L’ambiance me plaît car il y a moins de pression entre pilotes et dans le paddock que dans le cross, rouler dans la nature en liaison est très sympa même si parfois je trouve ça un peu long. Les reconnaissances des spéciales peuvent être longues et pénibles mais c’est bien sûr très important pour faire une bonne course et cela permet également de passer du temps avec les amis tout en étant décontracté car on arrive en avance pour repérer. 

Les débuts ont été un peu difficiles en championnat de France mais tu as fais une belle perf sur la finales du Mondial à Brignoles avec une sixième place le dimanche. Comment tu expliques cela ? 

Quand j’ai attaqué ma première course sur le championnat de France j’avais très peu de roulage et surtout je roulais avec une 300 d’origine que Mr Teissier m’avais prêtée.  J’ai récupéré ma moto officielle  le jeudi  sur le training avant Peyrat le Château, c’était une belle course avec des liaisons difficiles et je manquais un peu de physique, le samedi j’ai eu un problème mais le dimanche j’ai fait une sixième place. Cela a été un peu mieux à Brioude mais je ne suis pas encore à l’aise dans les spéciales au milieu des champs avec de grands virages interminables. Sur le Mondial c’est différent car les spéciales me conviennent mieux,  il y a plus de trous et plus d’ornières malgré le fait qu’il y ait aussi des cailloux. Je pense que je vais plus vite m’adapter au spéciales du WEC même si d’après ce qui est dit ce n’était pas l’épreuve la plus dure du Mondial cette année.
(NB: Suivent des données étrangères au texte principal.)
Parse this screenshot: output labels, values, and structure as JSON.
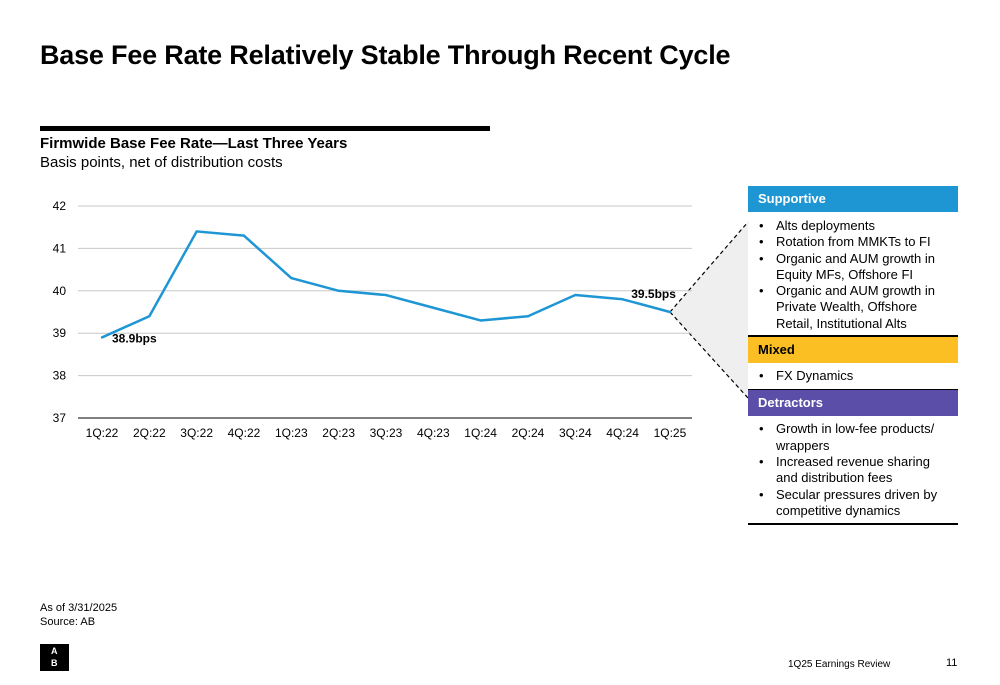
{
  "page": {
    "title": "Base Fee Rate Relatively Stable Through Recent Cycle",
    "as_of": "As of 3/31/2025",
    "source": "Source: AB",
    "footer": "1Q25 Earnings Review",
    "page_number": "11"
  },
  "logo": {
    "letters": [
      "A",
      "B"
    ]
  },
  "chart_data": {
    "type": "line",
    "title": "Firmwide Base Fee Rate—Last Three Years",
    "subtitle": "Basis points, net of distribution costs",
    "categories": [
      "1Q:22",
      "2Q:22",
      "3Q:22",
      "4Q:22",
      "1Q:23",
      "2Q:23",
      "3Q:23",
      "4Q:23",
      "1Q:24",
      "2Q:24",
      "3Q:24",
      "4Q:24",
      "1Q:25"
    ],
    "series": [
      {
        "values": [
          38.9,
          39.4,
          41.4,
          41.3,
          40.3,
          40.0,
          39.9,
          39.6,
          39.3,
          39.4,
          39.9,
          39.8,
          39.5
        ],
        "color": "#1e96d4"
      }
    ],
    "yticks": [
      42,
      41,
      40,
      39,
      38,
      37
    ],
    "ylim": [
      37,
      42
    ],
    "grid": true,
    "annotations": [
      {
        "index": 0,
        "text": "38.9bps"
      },
      {
        "index": 12,
        "text": "39.5bps"
      }
    ]
  },
  "panel": {
    "supportive": {
      "label": "Supportive",
      "color": "#1e96d4",
      "items": [
        "Alts deployments",
        "Rotation from MMKTs to FI",
        "Organic and AUM growth in Equity MFs, Offshore FI",
        "Organic and AUM growth in Private Wealth, Offshore Retail, Institutional Alts"
      ]
    },
    "mixed": {
      "label": "Mixed",
      "color": "#fbbf24",
      "items": [
        "FX Dynamics"
      ]
    },
    "detractors": {
      "label": "Detractors",
      "color": "#5b4ea8",
      "items": [
        "Growth in low-fee products/ wrappers",
        "Increased revenue sharing and distribution fees",
        "Secular pressures driven by competitive dynamics"
      ]
    }
  }
}
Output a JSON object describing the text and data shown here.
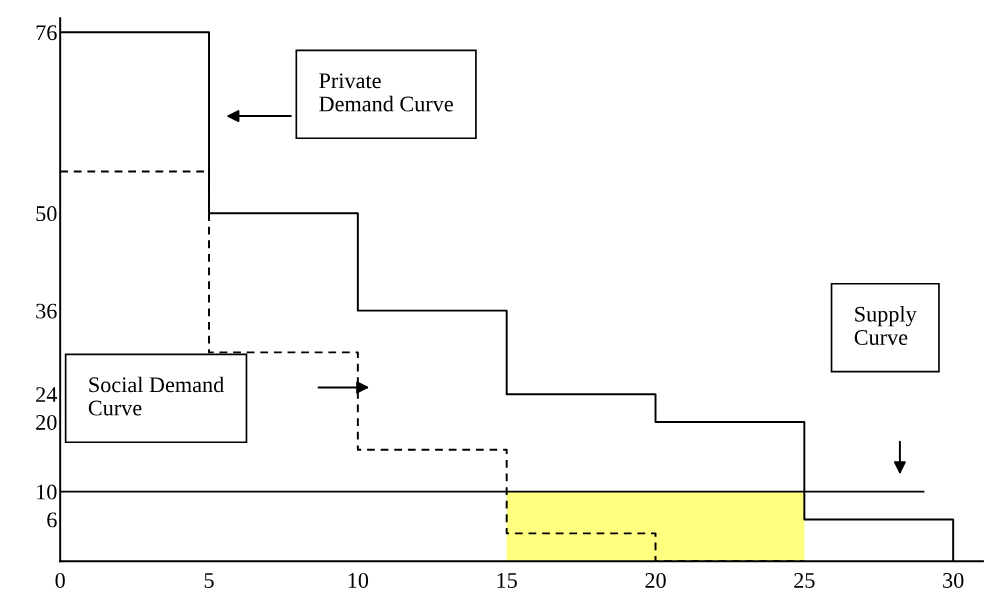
{
  "chart_data": {
    "type": "step",
    "series": [
      {
        "color": "#000000",
        "line_style": "solid",
        "x": [
          0,
          5,
          10,
          15,
          20,
          25,
          30
        ],
        "values": [
          76,
          50,
          36,
          24,
          20,
          6,
          0
        ]
      },
      {
        "color": "#000000",
        "line_style": "dashed",
        "x": [
          0,
          5,
          10,
          15,
          20,
          25
        ],
        "values": [
          56,
          30,
          16,
          4,
          0,
          0
        ]
      },
      {
        "type": "line",
        "color": "#000000",
        "line_style": "solid",
        "x": [
          0,
          29
        ],
        "values": [
          10,
          10
        ]
      },
      {
        "type": "area",
        "color": "#ffff80",
        "x": [
          15,
          25
        ],
        "values": [
          10,
          10
        ]
      }
    ],
    "xlim": [
      0,
      31
    ],
    "xticks": [
      0,
      5,
      10,
      15,
      20,
      25,
      30
    ],
    "ylim": [
      0,
      78
    ],
    "yticks": [
      6,
      10,
      20,
      24,
      36,
      50,
      76
    ],
    "grid": false,
    "legend": false,
    "annotations": [
      "Private\nDemand Curve",
      "Social Demand\nCurve",
      "Supply\nCurve"
    ]
  }
}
Je remercie Sherco qui a tout mis en avant pour que je puisse faire cette fin de championnat dans de bonnes conditions et prendre de l’expérience pour préparer la saison prochaine.  

 Avec qui t’entraines-tu ?

Jusqu’à présent je roulais seul mais je vais m’entrainer un maximum  avec Meo, Jérémy Joly ou Jordan Curvalle.

 Quels sont les points sur lesquels il va falloir que tu progresses en spéciale pour aller chercher les ténors ?

Sur les spéciales en herbe j’ai tendance comme en cross à aller au plus court et c’est également un pilotage particulier quand le terrain est vierge.  J’ai eu du mal dans la ligne sur le mondial à Brignoles, c’était un fond de ruisseau asséché et j’avais du mal à me lâcher dans les cailloux, d’ailleurs je perds énormément de temps dans cette spéciale car mes adversaires me prenaient 10 à 15 secondes à chaque passage dans la ligne et j’ai dû mettre tout ce que j’avais dans les autres spéciales pour rester au contact.

 Quels sont les objectifs que tu  t’es  fixé pour la prochaine saison ?

Je n’ai pas d’objectif en particulier pour cette première saison je vais voir comment ça se passe, je vais encore prendre le temps de découvrir la discipline.

As-tu des courses  programmées pour cet hiver ?

Pour l’instant non mais je vais suivre le programme du team Pulsion Sherco qui vont peut-être me faire rouler sur des courses de préparation. 

 Qu’est-ce qui va te manquer le plus dans le cross ?

Sans hésiter les sauts et bien sûr quand le terrain est bien préparé juste détrempé c’est le top. Mais je me régale dans le franchissement en enduro et je me dis que j’aurais dû faire ça plus tôt !  

 Propos recueillis par Greg Eyriès, photos Greg.